Abstract Guitar by Trisha Lamoreaux
I've been off of this for quite some time and it was not from any desire to ignore the thing. It came from confronting various not quite serious diseases that, in truth, are serious. Really. Mostly just annoying but cumulatively exhausting. I have begun to develop a new relationship with my interior and exterior. It pisses me off. I've fed it for years. Washed it almost every day and done my best to provide it with its various animal oriented pleasures. What do I get in return? An array of stuff that has resulted in my ingesting, every day, so many pills that I can make little pill men or pill faces every morning.. The palette of colors and variety of sizes has a certain degree of interest but it is very fleeting. But, enough about me....let's talk about guitars.
They are coming and going with great rapidity these days.
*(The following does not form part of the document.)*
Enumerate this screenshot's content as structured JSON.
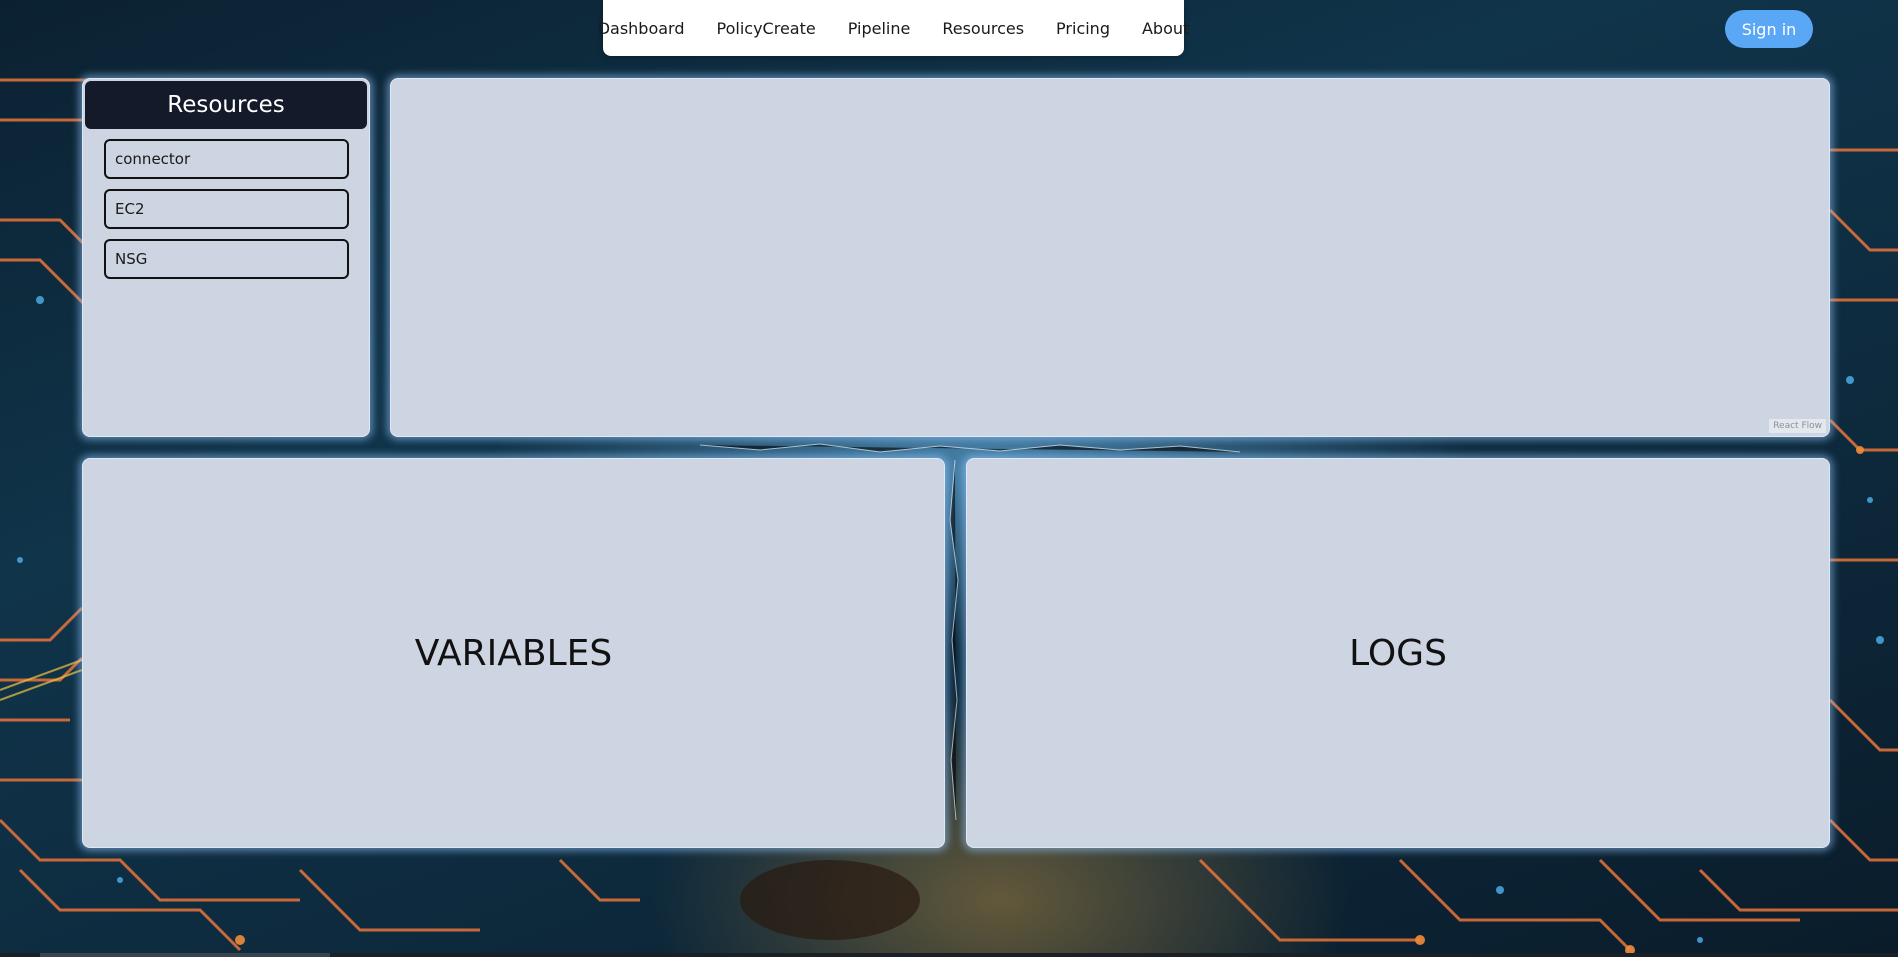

Having had my income reduced.....REDUCED!!! I have started to buy and sell guitars. Some mean little. I have an ARIA upstairs that has a severe case of Martin envy. Not that it sounds awful or that it looks dreadful. It doesn't sound dreadful. It is just a little soulless.
There are others that have come my way that are seriously difficult to consign to the sale sign. There was another Aria. Oh twas a magnificent thing McGee. Looked real and solid and sounded like bells with cinnamon over ice. There's a Yamaha that is a known quantity. Been around. Reproduced and multiplied. Inhabits whole sub continents. It has had labels of all hues. From the coveted red to the respected tan and a few stops in the black region. But it is solid and light and plays like someone who has rediscovered tap dancing on bronze strings. My fingers have such an easy time moving up and down the neck. There is no effort to a chord. Certainly it ain't no slide guitar.
So, eventually, I do sell them. They are brief but passionate affairs of short lived intense devotion. I carry pictures of them in my wallet and sigh when I show them around the bar.